Clown

“If it looks like a clown, smiles like a clown, walks like a clown, mimes like a clown, and wears clown shoes, then it’s probably a clown.” 

Last Saturday, I achieved liftoff. Quite unintentionally, of course.

One second, I was walking with the confident gait of a man who believed gravity worked for him—or, at the very least, hoping not to be stopped by “Excuse me, what do you do for a living?”, as if New York wasn’t already unbearable enough without his unsolicited interrogations. No one does a better job of vacuuming the soul out of a simple question. If anyone could bore you in under a second, it’d be him, with that weaponized small talk disguised as curiosity.

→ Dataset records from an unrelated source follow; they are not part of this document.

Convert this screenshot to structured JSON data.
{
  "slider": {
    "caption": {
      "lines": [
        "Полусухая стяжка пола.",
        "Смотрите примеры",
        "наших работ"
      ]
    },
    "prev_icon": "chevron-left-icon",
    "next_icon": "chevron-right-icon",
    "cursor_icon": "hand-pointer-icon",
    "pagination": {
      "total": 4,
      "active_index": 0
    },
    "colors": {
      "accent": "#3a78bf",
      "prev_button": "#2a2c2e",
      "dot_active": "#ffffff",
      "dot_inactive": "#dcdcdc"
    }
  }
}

And then—phat!—I was airborne.

Suspended. Mid-air. Time slowed. Birds paused. Somewhere, a tabla beat stuttered. For a fraction of a second that stretched like a Delhi summer power cut, I floated. Upar hi upar.

Then—WHUMP! Chest-first into the pavement like a badly trained Bollywood stunt double. No hands. No warning. Just a full, flat, chest-thumping landing that sent a dhadak!—straight through my thoracic cavity. The kind of jolt where ma mutters, “Arre beta, sambhal ke.”

I lay there, stunned and horizontal, the asphalt kissing my pride. Around me, New York carried on as if nothing had happened. Of course. But somehow—miraculously—no broken ribs (okay, maybe a hairline fracture), lungs still inflating, and not a single influencer in sight.

Even the city seemed impressed. A pigeon gave me a slow blink of respect. I got up, dusted myself off like someone who’d absolutely meant to do that, and walked on—gravity was slightly less trustworthy, but the stock was still mostly intact.